In Pennsylvania, unconventional natural gas producing wells increased from zero in 2005 to 3689 in 2013. A 2016 study of 9384 mothers and 10946 neonates in the Geisinger Health System in Pennsylvania found prenatal residential exposure to unconventional natural gas development activity was associated with preterm birth and physician-recorded high-risk pregnancy. In Southwest Pennsylvania, maternal proximity to unconventional gas drilling has been found to be associated with decreased birth weight. It was unclear which route of exposure: air, soil or water could be attributed to the association. Further research and larger studies on this topic are needed.

Endocrine disruptors are compounds that can disrupt the normal development and normal hormone levels in humans. Endocrine-disrupting chemicals (EDCs) can interact with hormone receptors, as well as change hormone concentrations within the body, leading to incorrect hormone responses in the body as well as disrupt normal enzyme functioning.
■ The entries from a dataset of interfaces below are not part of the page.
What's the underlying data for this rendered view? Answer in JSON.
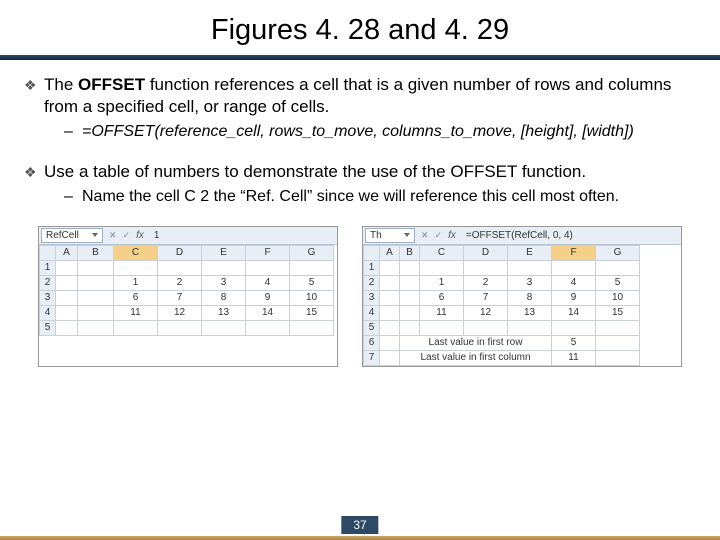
{
  "title": "Figures 4. 28 and 4. 29",
  "bullet1_pre": "The ",
  "bullet1_bold": "OFFSET",
  "bullet1_post": " function references a cell that is a given number of rows and columns from a specified cell, or range of cells.",
  "sub1": "=OFFSET(reference_cell, rows_to_move, columns_to_move, [height], [width])",
  "bullet2": "Use a table of numbers to demonstrate the use of the OFFSET function.",
  "sub2": "Name the cell C 2 the “Ref. Cell” since we will reference this cell most often.",
  "pageNum": "37",
  "shot1": {
    "namebox": "RefCell",
    "fx": "fx",
    "formula": "1",
    "cols": [
      "A",
      "B",
      "C",
      "D",
      "E",
      "F",
      "G"
    ],
    "rows": [
      {
        "r": "1",
        "cells": [
          "",
          "",
          "",
          "",
          "",
          "",
          ""
        ]
      },
      {
        "r": "2",
        "cells": [
          "",
          "",
          "1",
          "2",
          "3",
          "4",
          "5"
        ]
      },
      {
        "r": "3",
        "cells": [
          "",
          "",
          "6",
          "7",
          "8",
          "9",
          "10"
        ]
      },
      {
        "r": "4",
        "cells": [
          "",
          "",
          "11",
          "12",
          "13",
          "14",
          "15"
        ]
      },
      {
        "r": "5",
        "cells": [
          "",
          "",
          "",
          "",
          "",
          "",
          ""
        ]
      }
    ]
  },
  "shot2": {
    "namebox": "Th",
    "fx": "fx",
    "formula": "=OFFSET(RefCell, 0, 4)",
    "cols": [
      "A",
      "B",
      "C",
      "D",
      "E",
      "F",
      "G"
    ],
    "rows": [
      {
        "r": "1",
        "cells": [
          "",
          "",
          "",
          "",
          "",
          "",
          ""
        ]
      },
      {
        "r": "2",
        "cells": [
          "",
          "",
          "1",
          "2",
          "3",
          "4",
          "5"
        ]
      },
      {
        "r": "3",
        "cells": [
          "",
          "",
          "6",
          "7",
          "8",
          "9",
          "10"
        ]
      },
      {
        "r": "4",
        "cells": [
          "",
          "",
          "11",
          "12",
          "13",
          "14",
          "15"
        ]
      },
      {
        "r": "5",
        "cells": [
          "",
          "",
          "",
          "",
          "",
          "",
          ""
        ]
      },
      {
        "r": "6",
        "cells": [
          "",
          "Last value in first row",
          "",
          "",
          "",
          "5",
          ""
        ]
      },
      {
        "r": "7",
        "cells": [
          "",
          "Last value in first column",
          "",
          "",
          "",
          "11",
          ""
        ]
      }
    ]
  }
}
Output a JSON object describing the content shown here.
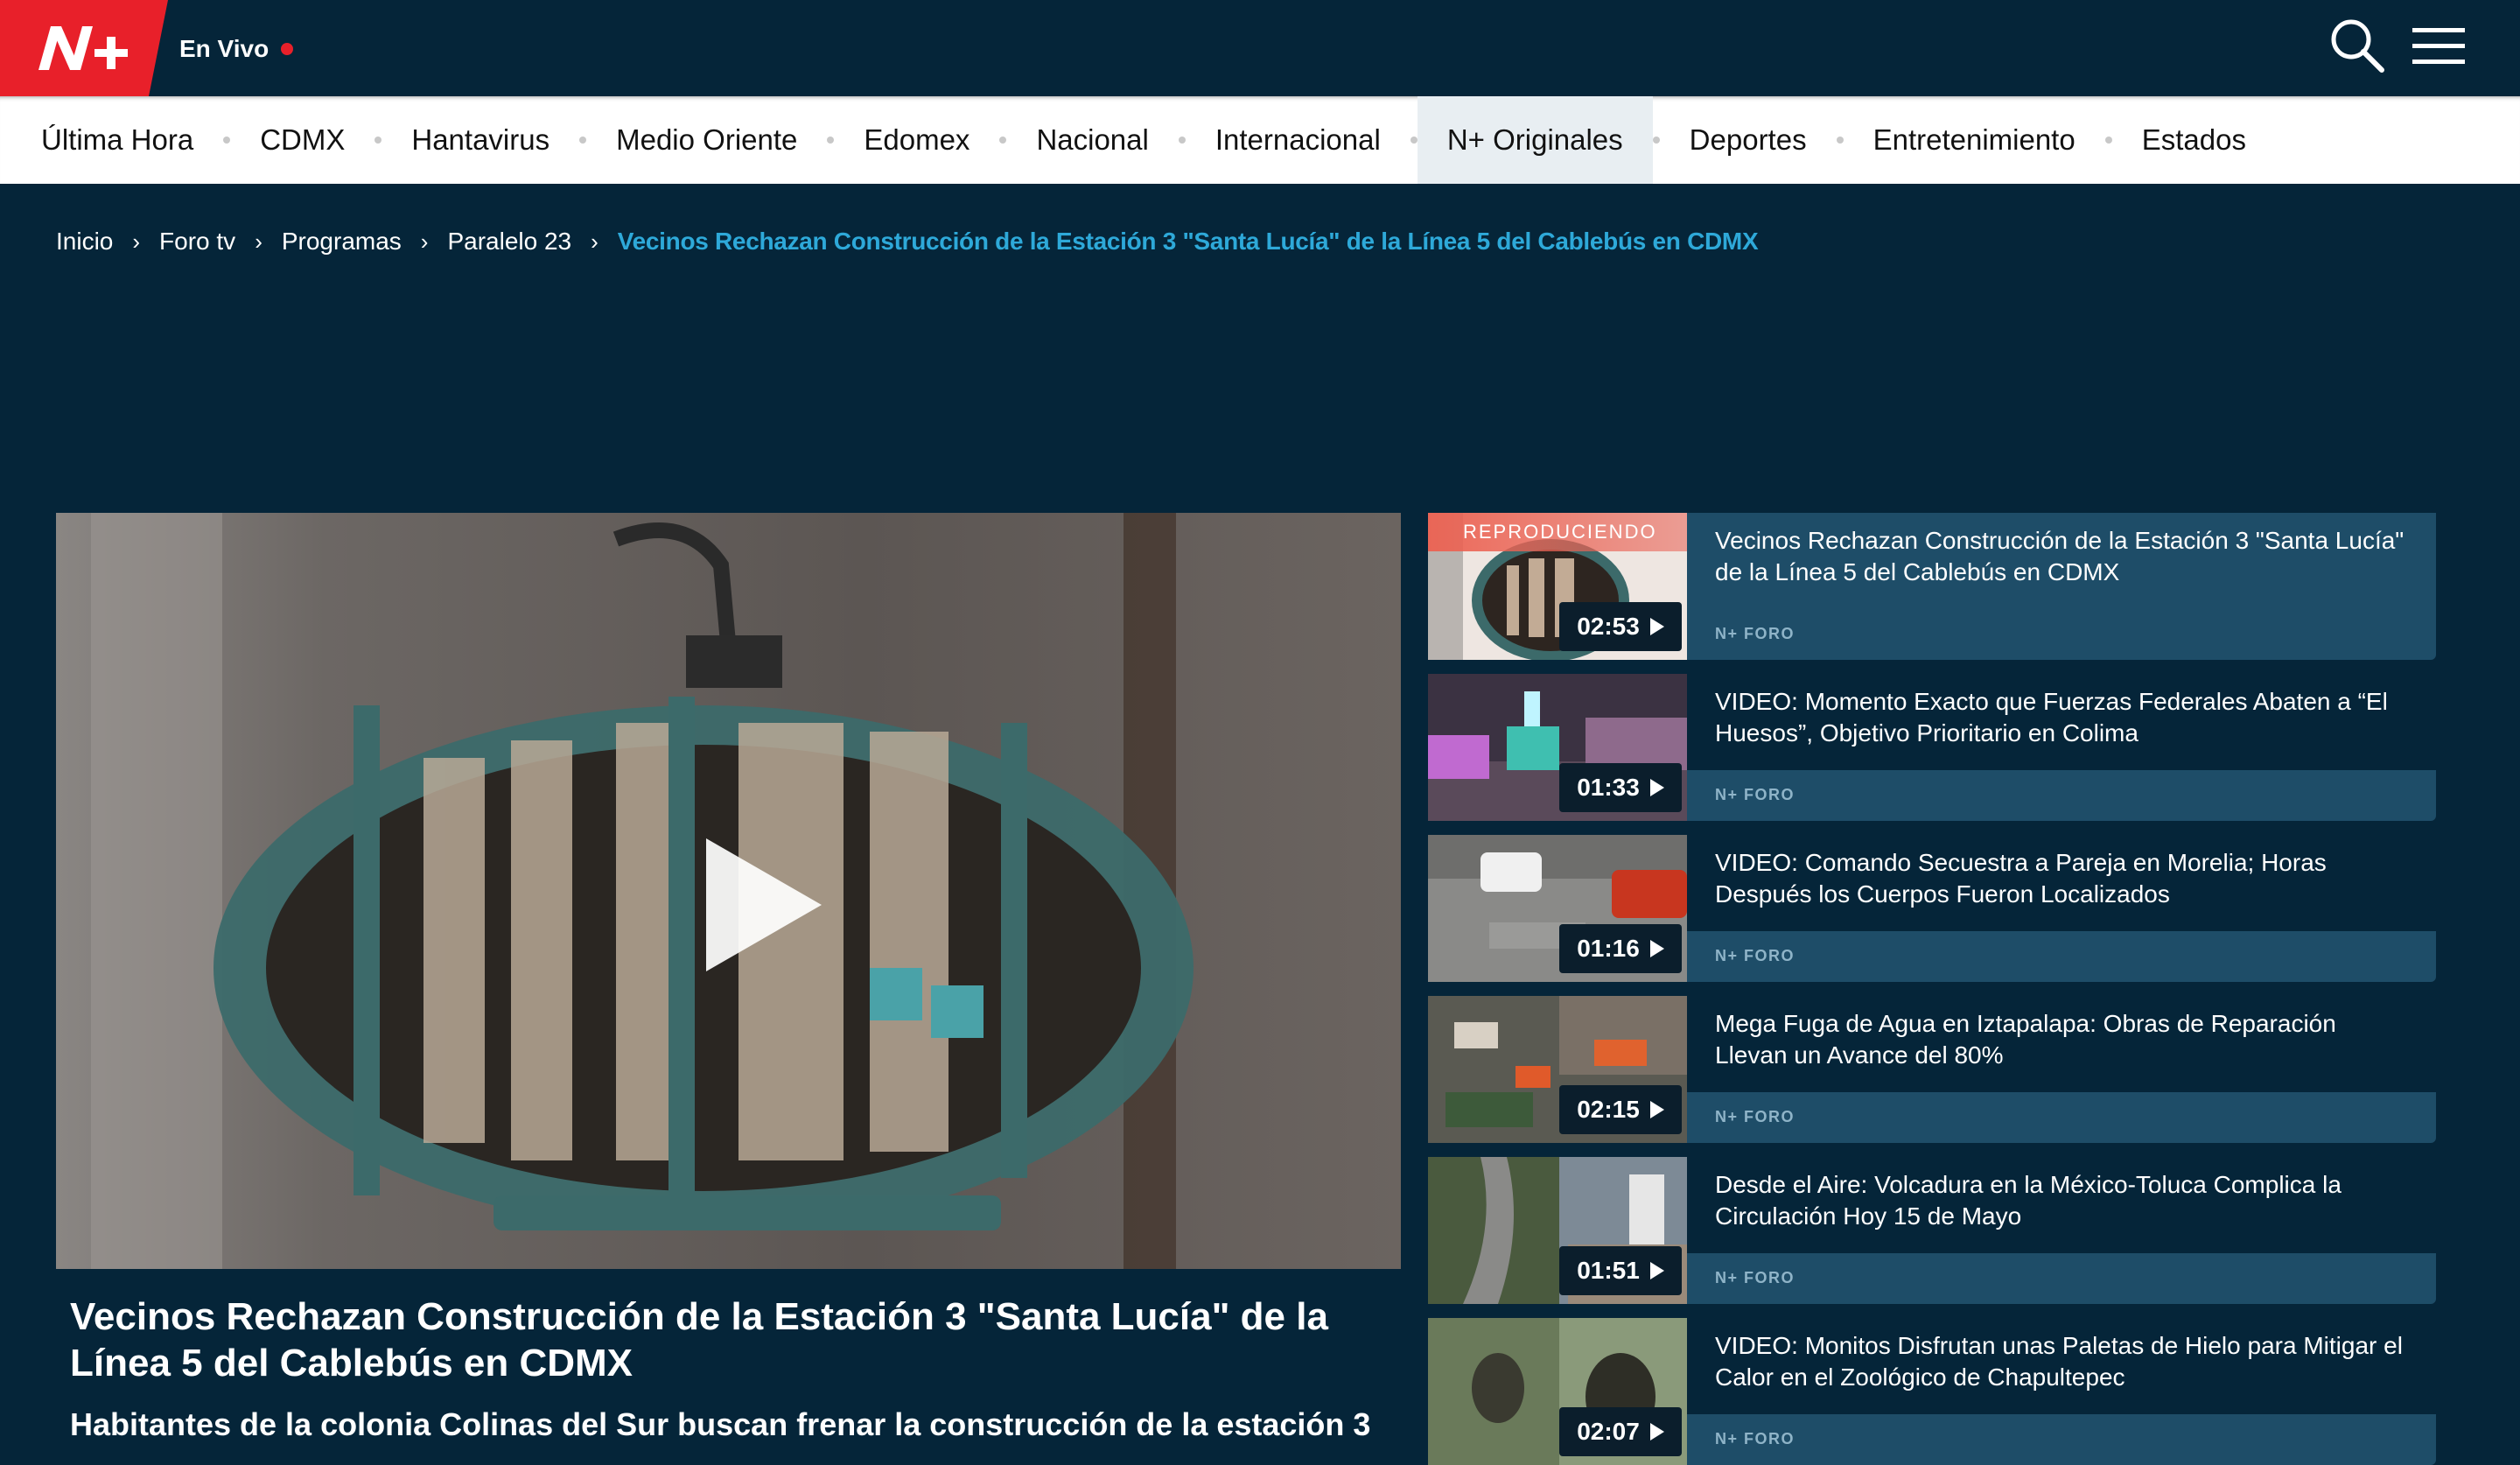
{
  "header": {
    "brand_logo": "nmas-logo",
    "live_label": "En Vivo",
    "live_dot_color": "#e8202a",
    "search_icon": "search-icon",
    "menu_icon": "hamburger-menu-icon"
  },
  "nav": {
    "items": [
      {
        "label": "Última Hora"
      },
      {
        "label": "CDMX"
      },
      {
        "label": "Hantavirus"
      },
      {
        "label": "Medio Oriente"
      },
      {
        "label": "Edomex"
      },
      {
        "label": "Nacional"
      },
      {
        "label": "Internacional"
      },
      {
        "label": "N+ Originales"
      },
      {
        "label": "Deportes"
      },
      {
        "label": "Entretenimiento"
      },
      {
        "label": "Estados"
      }
    ],
    "active": "N+ Originales"
  },
  "breadcrumb": {
    "items": [
      "Inicio",
      "Foro tv",
      "Programas",
      "Paralelo 23"
    ],
    "current": "Vecinos Rechazan Construcción de la Estación 3 \"Santa Lucía\" de la Línea 5 del Cablebús en CDMX"
  },
  "player": {
    "play_icon": "play-icon"
  },
  "article": {
    "title": "Vecinos Rechazan Construcción de la Estación 3 \"Santa Lucía\" de la Línea 5 del Cablebús en CDMX",
    "subtitle": "Habitantes de la colonia Colinas del Sur buscan frenar la construcción de la estación 3"
  },
  "playlist": {
    "now_playing_label": "REPRODUCIENDO",
    "items": [
      {
        "title": "Vecinos Rechazan Construcción de la Estación 3 \"Santa Lucía\" de la Línea 5 del Cablebús en CDMX",
        "duration": "02:53",
        "channel": "N+ FORO"
      },
      {
        "title": "VIDEO: Momento Exacto que Fuerzas Federales Abaten a “El Huesos”, Objetivo Prioritario en Colima",
        "duration": "01:33",
        "channel": "N+ FORO"
      },
      {
        "title": "VIDEO: Comando Secuestra a Pareja en Morelia; Horas Después los Cuerpos Fueron Localizados",
        "duration": "01:16",
        "channel": "N+ FORO"
      },
      {
        "title": "Mega Fuga de Agua en Iztapalapa: Obras de Reparación Llevan un Avance del 80%",
        "duration": "02:15",
        "channel": "N+ FORO"
      },
      {
        "title": "Desde el Aire: Volcadura en la México-Toluca Complica la Circulación Hoy 15 de Mayo",
        "duration": "01:51",
        "channel": "N+ FORO"
      },
      {
        "title": "VIDEO: Monitos Disfrutan unas Paletas de Hielo para Mitigar el Calor en el Zoológico de Chapultepec",
        "duration": "02:07",
        "channel": "N+ FORO"
      }
    ]
  }
}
Oil and gas extraction has been known to contribute to EDCs in the environment, largely due to the high risk of ground and surface water contamination that comes with these extractions. In addition to water contamination, oil and gas extraction also lead to higher levels of air pollution, creating another route of exposure for these endocrine disruptors. This problem often goes under-reported, and therefore, the true magnitude of the impact is underestimated. In 2016, a study was conducted to assess the need for an endocrine component to health assessments for drilling and extraction of oil and gas in densely populated areas. With the high potential for release of oil and gas chemicals with extraction, specifically chemicals that have been shown to disrupt normal hormone production and function, the authors highly emphasized the need for a component centering around endocrine function and overall health with health assessments, and how this in turn impacts the environment.

==Role of the placenta==
The healthy placenta is a semipermeable membrane that does form a barrier for most pathogens and for certain xenobiotic substances. However, it is by design an imperfect barrier since its main function is to transport substances required for growth and development. Placental transport can be by passive diffusion for smaller molecules that are lipid soluble or by active transport for substances that are larger and/or electrically charged. Some toxic chemicals may be actively transported. The dose of a substance received by the fetus is determined by the amount of the substance transported across the placenta as well as the rate of metabolism and elimination of the substance. As the fetus has an immature metabolism, it is unable to detoxify substances very efficiently; and as the placenta plays such an important role in substance exchange between the mother and the fetus, it goes without saying that any toxic substances that the mother is exposed to are transported to the
fetus, where they can then affect development. Carbon-dioxide, lead, ethanol (alcohol), and cigarette smoke in particular are all substances that have a high likelihood of placental transferral.

Identifying potential hazards for fetal development requires a basis of scientific information. In 2004, Brent proposed a set of criteria for identifying causes of congenital malformations that also are applicable to developmental toxicity in general. Those criteria are:
- Well-conducted epidemiology studies consistently show a relationship between particular effects and exposure to the substance.
- Data trends support a relationship between changing levels of exposure and the specific effect.
- Animal studies provide evidence of the correlation between substance exposures and particular effects.